Over recent decades, the development and consumption of functional probiotic foods has been increasing alongside awareness of their beneficial effects in promoting gut health as well as in disease prevention and therapy, and this has raised interest in health-promoting foods (37). The contribution of probiotic bacteria, mainly lactobacilli and bifidobacteria, to maintaining or improving microbial balance in the gut is reviewed by Saarela et al. and by Salminen et al. (37, 38), and investigations are currently under way into their role in reducing the risk of cancer (11), influencing immunomodulatory features and preventing food allergies (22, 23, 38), counteracting hypercholesterolemia (37), and alleviating the symptoms of lactose intolerance (38).

The benefits derived from a regular intake of probiotic foods are also correlated to their ability to inhibit pathogens (8, 12) and protect humans from gastrointestinal diseases (28). Nowadays, foods fortified with health-promoting probiotic bacteria are mainly produced with fresh milk or milk derivatives such as yogurt, cheese, ice cream, and desserts (27). Cheeses with long ripening times, such as Cheddar, have also been manufactured using probiotic strains which multiply and survive throughout the ripening cycle without altering cheese quality (16, 42).

Functional food industries are now focusing on new nondairy foods that can contribute to a regular assumption of probiotics in individuals with lactose intolerance or with a diet lacking milk-derived products. The suitability of cereals as a substrate for growing probiotic bacterial strains has been reviewed by Charalampopoulos et al. (5) but at present only a few functional cereal-based products are available on the market, including oat meal gruel mixed with a fruit drink containing Lactobacillus plantarum 299v (30) and a rose hip drink with oats fermented by L. plantarum 299v (24, 30).

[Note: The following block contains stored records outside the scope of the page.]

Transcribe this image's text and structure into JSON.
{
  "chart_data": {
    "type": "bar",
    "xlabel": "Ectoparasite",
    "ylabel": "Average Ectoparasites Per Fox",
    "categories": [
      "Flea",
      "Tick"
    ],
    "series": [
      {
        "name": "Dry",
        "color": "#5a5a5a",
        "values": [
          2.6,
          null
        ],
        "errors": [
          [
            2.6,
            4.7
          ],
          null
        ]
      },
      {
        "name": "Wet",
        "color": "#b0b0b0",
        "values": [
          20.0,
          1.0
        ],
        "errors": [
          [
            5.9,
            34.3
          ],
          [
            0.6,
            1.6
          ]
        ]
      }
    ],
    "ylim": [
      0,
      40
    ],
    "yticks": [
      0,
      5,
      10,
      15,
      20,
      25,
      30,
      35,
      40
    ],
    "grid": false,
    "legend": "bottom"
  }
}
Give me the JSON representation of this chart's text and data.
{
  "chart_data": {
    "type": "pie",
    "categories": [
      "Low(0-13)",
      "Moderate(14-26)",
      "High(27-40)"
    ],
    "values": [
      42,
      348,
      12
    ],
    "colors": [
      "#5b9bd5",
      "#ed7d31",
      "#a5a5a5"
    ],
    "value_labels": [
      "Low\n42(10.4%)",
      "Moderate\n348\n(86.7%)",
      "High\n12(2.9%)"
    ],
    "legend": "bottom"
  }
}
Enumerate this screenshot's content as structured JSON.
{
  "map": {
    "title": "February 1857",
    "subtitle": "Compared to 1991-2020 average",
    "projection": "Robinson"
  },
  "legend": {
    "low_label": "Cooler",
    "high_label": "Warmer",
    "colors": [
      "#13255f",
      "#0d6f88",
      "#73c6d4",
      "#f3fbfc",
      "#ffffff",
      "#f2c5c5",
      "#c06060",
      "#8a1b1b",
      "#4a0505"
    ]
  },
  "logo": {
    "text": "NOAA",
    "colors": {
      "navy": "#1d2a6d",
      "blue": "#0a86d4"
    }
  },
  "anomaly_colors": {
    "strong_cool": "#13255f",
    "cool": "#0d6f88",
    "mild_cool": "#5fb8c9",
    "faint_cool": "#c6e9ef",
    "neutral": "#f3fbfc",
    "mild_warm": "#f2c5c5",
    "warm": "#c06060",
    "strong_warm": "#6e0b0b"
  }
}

To colonize the gastrointestinal tract, probiotic strains need to be ingested as large populations and on a daily basis (35). Therefore, food manufacturers are trying to include probiotic strains in foods and beverages which are part of a normal diet to provide health defense while enjoying meals and to differentiate such functional products from concentrated probiotic preparations available as capsules, powders, or liquids. Research is currently under way to obtain a variety of probiotic products such as dry sausage fermented by Lactobacillus rhamnosus strains (14), fruit pieces containing Bifidobacterium spp. (G. Maguiña et al., Abstr. Annu. Meet. Food Expo., abstr. 15E-25, 2002), dried fruits vacuum-impregnated with Saccharomyces cerevisiae and Lactobacillus casei subsp. rhamnosus (3), soy milk fermented with Bifidobacterium breve (41), and an oat-based cereal bar including Bifidobacterium lactis (32).

The olive phylloplane, in particular the fruit surface, is suitable for the survival of microbial populations, in particular lactic acid bacteria (25, 31) which are involved in developing the spontaneous or started lactic fermentation of table olives (17). In the fermentation process of the most well-known preparation methods, i.e., Spanish-style green olives and California-style and Greek-style black olives as well as in the fermentation process of Sicilian green olives, the main microorganisms involved belong to the species Lactobacillus plantarum, Lactobacillus casei, and Leuconostoc mesenteroides (34, 43). Several studies have focused on the use of selected lactic acid bacteria to pilot a standardized fermentation process for olive production (2, 10), to control microbial spoilage (36, 39), to improve the fermentation process at low temperatures (13), and to reduce lye treatment for debittering green olives (6).

Our study aims to broaden the range of functional food types by exploitation of the microarchitecture of the olive surface and the nutritional qualities of olive pulp to develop a tasty, vegetable-based functional food consisting of table olives fortified with probiotic strains. The incorporation of health-promoting bacteria into table olives would add functional features to their current nutritional properties, e.g., antioxidant polyphenols having strong free-radical scavenging action and preventing atherogenesis (4, 46); vitamins (belonging to groups A, B, and E) and their precursors involved in the delay of cellular aging (17, 19); minerals such as potassium, magnesium, manganese, iron, calcium, vanadium and particularly sulfur (14 to 38 mg/100 g), as essential elements for the metabolism of sulfurous proteins (19); and an oil fraction (14 to 30%) basically consisting of monounsaturated fatty acids which are known to increase the levels of protective high-density lipoprotein cholesterol (46).

The ability of seven strains belonging to the probiotic species Lactobacillus rhamnosus, Lactobacillus paracasei, Bifidobacterium bifidum, and Bifidobacterium longum to survive on the olive surface was investigated in five different table olive samples.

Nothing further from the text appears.